Releases: rozetyp/voice-codec-modem
Releases · rozetyp/voice-codec-modem
v0.1.0 - Initial publication
Reproducible Pareto curve across three speech-codec classes.
Headline results
| Channel | Where it ships | Reliable rate |
|---|---|---|
| Opus 48k AUDIO | Discord, music-mode WebRTC | 4000 bps modem-tone, 933 bps real-speech-cover |
| Opus 24k VOIP | Zoom, Teams, WebRTC | 3196 bps modem-tone, 270 bps real-speech-cover |
| AMR-NB 12.2k | 2G/3G cellular voice | 76 bps real-speech-cover |
All post-FEC, multi-seed validated through real ffmpeg codecs (not surrogates).
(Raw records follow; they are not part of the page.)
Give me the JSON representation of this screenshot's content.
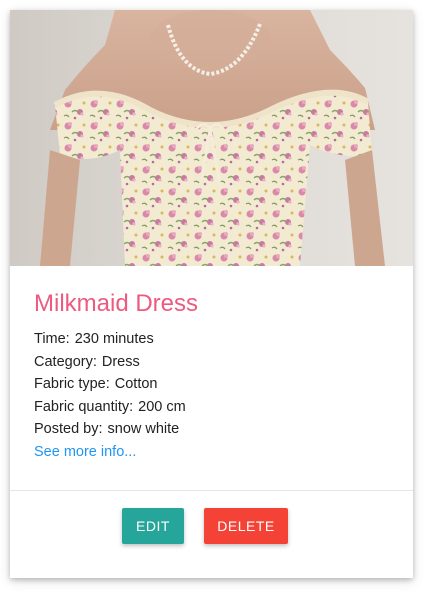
{
  "card": {
    "title": "Milkmaid Dress",
    "details": [
      {
        "label": "Time:",
        "value": "230 minutes"
      },
      {
        "label": "Category:",
        "value": "Dress"
      },
      {
        "label": "Fabric type:",
        "value": "Cotton"
      },
      {
        "label": "Fabric quantity:",
        "value": "200 cm"
      },
      {
        "label": "Posted by:",
        "value": "snow white"
      }
    ],
    "more_link": "See more info...",
    "image_subject": "floral-off-shoulder-dress-photo"
  },
  "actions": {
    "edit_label": "EDIT",
    "delete_label": "DELETE"
  },
  "colors": {
    "title": "#ec5b7f",
    "link": "#2196f3",
    "edit_button": "#26a69a",
    "delete_button": "#f44336"
  }
}
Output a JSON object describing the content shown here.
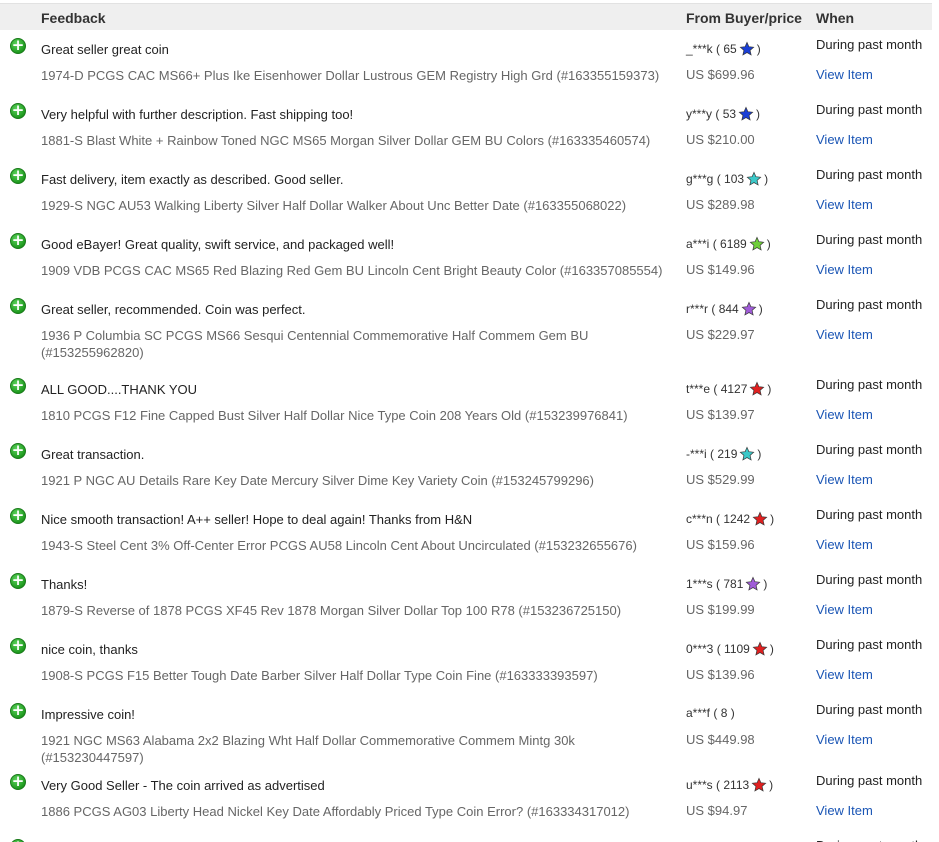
{
  "header": {
    "feedback": "Feedback",
    "buyer_price": "From Buyer/price",
    "when": "When"
  },
  "rows": [
    {
      "comment": "Great seller great coin",
      "item": "1974-D PCGS CAC MS66+ Plus Ike Eisenhower Dollar Lustrous GEM Registry High Grd (#163355159373)",
      "buyer": "_***k",
      "score": "65",
      "star_color": "#1a3fd6",
      "price": "US $699.96",
      "when": "During past month",
      "view": "View Item"
    },
    {
      "comment": "Very helpful with further description. Fast shipping too!",
      "item": "1881-S Blast White + Rainbow Toned NGC MS65 Morgan Silver Dollar GEM BU Colors (#163335460574)",
      "buyer": "y***y",
      "score": "53",
      "star_color": "#1a3fd6",
      "price": "US $210.00",
      "when": "During past month",
      "view": "View Item"
    },
    {
      "comment": "Fast delivery, item exactly as described. Good seller.",
      "item": "1929-S NGC AU53 Walking Liberty Silver Half Dollar Walker About Unc Better Date (#163355068022)",
      "buyer": "g***g",
      "score": "103",
      "star_color": "#3cc9c9",
      "price": "US $289.98",
      "when": "During past month",
      "view": "View Item"
    },
    {
      "comment": "Good eBayer! Great quality, swift service, and packaged well!",
      "item": "1909 VDB PCGS CAC MS65 Red Blazing Red Gem BU Lincoln Cent Bright Beauty Color (#163357085554)",
      "buyer": "a***i",
      "score": "6189",
      "star_color": "#6fcf3a",
      "price": "US $149.96",
      "when": "During past month",
      "view": "View Item"
    },
    {
      "comment": "Great seller, recommended. Coin was perfect.",
      "item": "1936 P Columbia SC PCGS MS66 Sesqui Centennial Commemorative Half Commem Gem BU (#153255962820)",
      "buyer": "r***r",
      "score": "844",
      "star_color": "#a05cd8",
      "price": "US $229.97",
      "when": "During past month",
      "view": "View Item"
    },
    {
      "comment": "ALL GOOD....THANK YOU",
      "item": "1810 PCGS F12 Fine Capped Bust Silver Half Dollar Nice Type Coin 208 Years Old (#153239976841)",
      "buyer": "t***e",
      "score": "4127",
      "star_color": "#e02020",
      "price": "US $139.97",
      "when": "During past month",
      "view": "View Item"
    },
    {
      "comment": "Great transaction.",
      "item": "1921 P NGC AU Details Rare Key Date Mercury Silver Dime Key Variety Coin (#153245799296)",
      "buyer": "-***i",
      "score": "219",
      "star_color": "#3cc9c9",
      "price": "US $529.99",
      "when": "During past month",
      "view": "View Item"
    },
    {
      "comment": "Nice smooth transaction! A++ seller! Hope to deal again! Thanks from H&N",
      "item": "1943-S Steel Cent 3% Off-Center Error PCGS AU58 Lincoln Cent About Uncirculated (#153232655676)",
      "buyer": "c***n",
      "score": "1242",
      "star_color": "#e02020",
      "price": "US $159.96",
      "when": "During past month",
      "view": "View Item"
    },
    {
      "comment": "Thanks!",
      "item": "1879-S Reverse of 1878 PCGS XF45 Rev 1878 Morgan Silver Dollar Top 100 R78 (#153236725150)",
      "buyer": "1***s",
      "score": "781",
      "star_color": "#a05cd8",
      "price": "US $199.99",
      "when": "During past month",
      "view": "View Item"
    },
    {
      "comment": "nice coin, thanks",
      "item": "1908-S PCGS F15 Better Tough Date Barber Silver Half Dollar Type Coin Fine (#163333393597)",
      "buyer": "0***3",
      "score": "1109",
      "star_color": "#e02020",
      "price": "US $139.96",
      "when": "During past month",
      "view": "View Item"
    },
    {
      "comment": "Impressive coin!",
      "item": "1921 NGC MS63 Alabama 2x2 Blazing Wht Half Dollar Commemorative Commem Mintg 30k (#153230447597)",
      "buyer": "a***f",
      "score": "8",
      "star_color": "",
      "price": "US $449.98",
      "when": "During past month",
      "view": "View Item"
    },
    {
      "comment": "Very Good Seller - The coin arrived as advertised",
      "item": "1886 PCGS AG03 Liberty Head Nickel Key Date Affordably Priced Type Coin Error? (#163334317012)",
      "buyer": "u***s",
      "score": "2113",
      "star_color": "#e02020",
      "price": "US $94.97",
      "when": "During past month",
      "view": "View Item"
    },
    {
      "comment": "",
      "item": "",
      "buyer": "",
      "score": "",
      "star_color": "",
      "price": "",
      "when": "During past month",
      "view": ""
    }
  ],
  "icons": {
    "positive": "positive-feedback-icon",
    "star": "feedback-star-icon"
  }
}
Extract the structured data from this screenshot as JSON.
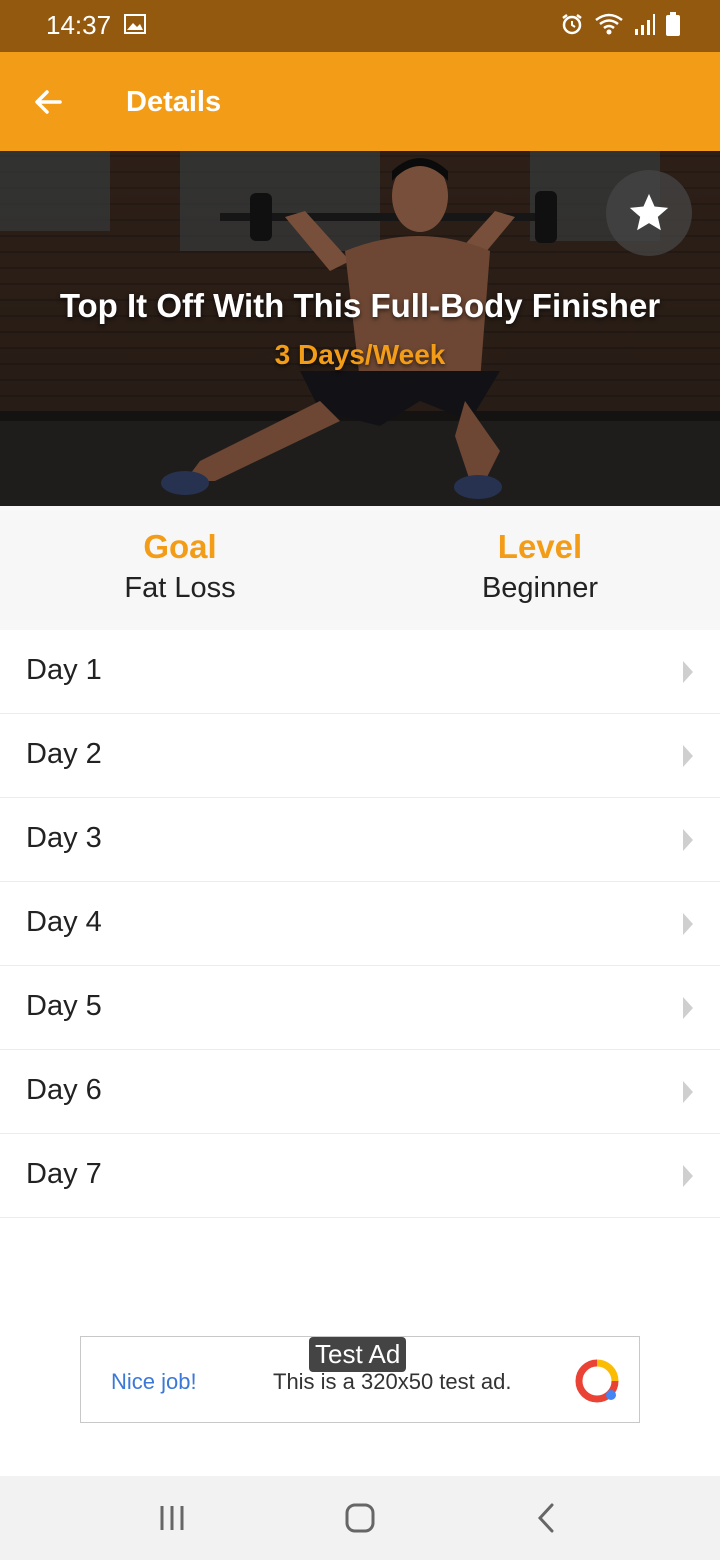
{
  "status_bar": {
    "time": "14:37",
    "background": "#93590f"
  },
  "app_bar": {
    "title": "Details",
    "background": "#f39c17",
    "back_icon": "arrow-left-icon"
  },
  "hero": {
    "title": "Top It Off With This Full-Body Finisher",
    "subtitle": "3 Days/Week",
    "favorite_icon": "star-icon"
  },
  "info": {
    "goal_label": "Goal",
    "goal_value": "Fat Loss",
    "level_label": "Level",
    "level_value": "Beginner"
  },
  "days": [
    {
      "label": "Day 1"
    },
    {
      "label": "Day 2"
    },
    {
      "label": "Day 3"
    },
    {
      "label": "Day 4"
    },
    {
      "label": "Day 5"
    },
    {
      "label": "Day 6"
    },
    {
      "label": "Day 7"
    }
  ],
  "ad": {
    "tag": "Test Ad",
    "cta": "Nice job!",
    "text": "This is a 320x50 test ad."
  },
  "accent_color": "#f39c17",
  "nav_icons": [
    "recent-apps-icon",
    "home-icon",
    "back-chevron-icon"
  ]
}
Zero residual errors observed on 76,000+ bits per headline checkpoint.
What is included
- Six trained checkpoints under
core/neural_codec/totalling ~109 MB - Hand-coded TRIZ pitch modem (175 bps reliable, no neural network needed)
- End-to-end voice-within-voice demos for each codec
- Multi-probe synthesis comparing EnCodec, Mimi, DAC token survival through Opus
- Stacked stego_opus + prosody channel (538 bps reliable, demoed with Codec2 700C)
- Listenable WAV samples for every variant
What this is not
- Not a commercial product. Productization analysis in docs/FINDINGS_AND_PLAN.md.
- Not novel methodology. Methods are published prior art.
- Not above the published state of the art for AMR-NB stego (codec-internal QIM methods report 1-3 kbps).
License
Apache License 2.0. The patent-grant clause matters here because audio watermarking is a patent-active field.